This (hat tip to Matt Carlisle) from United Methodist Reporter on Blogging and the United Methodist Church:
United Methodist blogs give laity greater voice
The beauty of the Web, he said, is that it allows people to find each other. Readers often comment that they\’re happy to connect with someone who believes the same thing they do.
Matt adds this on his blog post:
mattcarlisle.com
faith groups developing websites need to now consider not only how will my website share who you are, and what you believe?, but how will you allow site visitors to contribute to the conversation?.

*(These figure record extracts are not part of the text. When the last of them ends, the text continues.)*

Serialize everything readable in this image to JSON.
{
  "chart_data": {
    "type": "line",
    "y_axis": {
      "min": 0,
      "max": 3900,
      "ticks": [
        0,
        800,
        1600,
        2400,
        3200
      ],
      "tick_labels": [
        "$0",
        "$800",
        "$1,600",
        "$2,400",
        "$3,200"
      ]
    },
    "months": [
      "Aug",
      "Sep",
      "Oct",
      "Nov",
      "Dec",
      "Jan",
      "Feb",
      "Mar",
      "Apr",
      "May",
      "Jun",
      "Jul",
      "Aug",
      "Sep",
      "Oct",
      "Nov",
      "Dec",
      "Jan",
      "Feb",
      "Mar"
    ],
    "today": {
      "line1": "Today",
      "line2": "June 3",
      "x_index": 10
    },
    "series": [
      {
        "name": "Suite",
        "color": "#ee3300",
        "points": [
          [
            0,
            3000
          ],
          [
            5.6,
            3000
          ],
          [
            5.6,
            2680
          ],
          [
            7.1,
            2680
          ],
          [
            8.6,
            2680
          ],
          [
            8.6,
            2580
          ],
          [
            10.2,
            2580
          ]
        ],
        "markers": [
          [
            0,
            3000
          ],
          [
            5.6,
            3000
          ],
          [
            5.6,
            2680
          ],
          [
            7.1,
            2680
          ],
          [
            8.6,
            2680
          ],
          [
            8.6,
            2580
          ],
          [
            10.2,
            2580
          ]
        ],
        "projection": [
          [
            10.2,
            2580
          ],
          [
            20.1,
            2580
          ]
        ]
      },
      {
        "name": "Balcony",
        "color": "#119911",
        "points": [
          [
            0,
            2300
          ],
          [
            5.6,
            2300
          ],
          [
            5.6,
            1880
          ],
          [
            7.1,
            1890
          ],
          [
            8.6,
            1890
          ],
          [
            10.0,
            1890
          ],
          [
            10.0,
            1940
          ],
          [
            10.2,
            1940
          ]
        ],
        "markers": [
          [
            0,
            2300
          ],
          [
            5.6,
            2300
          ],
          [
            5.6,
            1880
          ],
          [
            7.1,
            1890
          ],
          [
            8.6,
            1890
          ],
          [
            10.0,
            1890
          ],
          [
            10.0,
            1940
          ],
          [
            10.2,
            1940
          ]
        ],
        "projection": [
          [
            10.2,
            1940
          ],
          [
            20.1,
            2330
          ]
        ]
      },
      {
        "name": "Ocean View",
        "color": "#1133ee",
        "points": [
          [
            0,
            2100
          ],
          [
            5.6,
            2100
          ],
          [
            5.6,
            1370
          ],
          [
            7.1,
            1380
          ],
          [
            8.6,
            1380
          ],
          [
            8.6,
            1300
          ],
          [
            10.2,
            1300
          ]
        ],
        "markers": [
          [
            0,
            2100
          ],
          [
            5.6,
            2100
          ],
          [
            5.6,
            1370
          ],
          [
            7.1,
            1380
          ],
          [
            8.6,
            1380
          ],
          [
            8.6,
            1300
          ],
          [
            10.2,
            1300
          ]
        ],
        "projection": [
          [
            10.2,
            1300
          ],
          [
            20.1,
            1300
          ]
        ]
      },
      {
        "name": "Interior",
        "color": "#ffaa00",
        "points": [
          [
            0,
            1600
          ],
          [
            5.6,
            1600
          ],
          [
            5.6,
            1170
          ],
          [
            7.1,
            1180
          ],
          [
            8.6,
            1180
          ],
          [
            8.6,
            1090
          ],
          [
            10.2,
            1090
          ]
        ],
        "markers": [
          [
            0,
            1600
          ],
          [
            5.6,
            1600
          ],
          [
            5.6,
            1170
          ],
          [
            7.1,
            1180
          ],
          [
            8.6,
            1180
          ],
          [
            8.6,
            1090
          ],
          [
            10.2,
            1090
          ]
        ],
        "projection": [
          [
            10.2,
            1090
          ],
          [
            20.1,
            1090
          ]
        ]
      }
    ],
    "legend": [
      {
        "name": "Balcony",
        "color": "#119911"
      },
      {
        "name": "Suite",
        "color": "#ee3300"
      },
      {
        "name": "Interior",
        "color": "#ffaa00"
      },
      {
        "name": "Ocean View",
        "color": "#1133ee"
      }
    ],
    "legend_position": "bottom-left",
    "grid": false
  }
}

This is the built-in component to the blogging tools that make the blog a natural enhancer of dialogue and the connector of ideas and shared spirtiual copncerns. The “comment”, the “trackback” and tools like Technorati have enabled people to create a massive personal database of aggregated, related content and conversation. In some ways, this is far beyond what the church is enabling. This is the danger posed by the separate, individualistic slant to nearly all churches in this culture. The personal and the dialogical has been supplanted by presentation and “push” approaches, rather than relationships and dialogue. This reality is what , in many ways, gives me a deeper affinity to people I meet and read online than I have with nearly every “church” I have encountered. The Church of the Saviour in Washington DC is the community (now a “tradition” all its own, with a “community of communities” present among several separate church entities that usually subtitle thmeselves as “a community in the Church of the Saviour tradition”). This relational, deep commitment to being on a journey together that is both Inward and Outward, is something that can be “resourced” by the blog and by developing Web 2.0 tools. There is a blog of daily reflections that was begun in April of this year that is collected and maintained by Church of the Saviour staf , inwardoutward, and it looks as though several folks across the country have found each other in the comments. I recently noticed a person who is now in Nashville making comments, and I intend to try and look them up here locally and share some stories about my journey with Church of the Saviour these past 30 years.
I like seeing articles like this. Perhaps we should start seeing more of this, and delve into the “tools” side of things with an eye to the THEOLOGICAL implications for how to enable and enhance and extend CHURCH.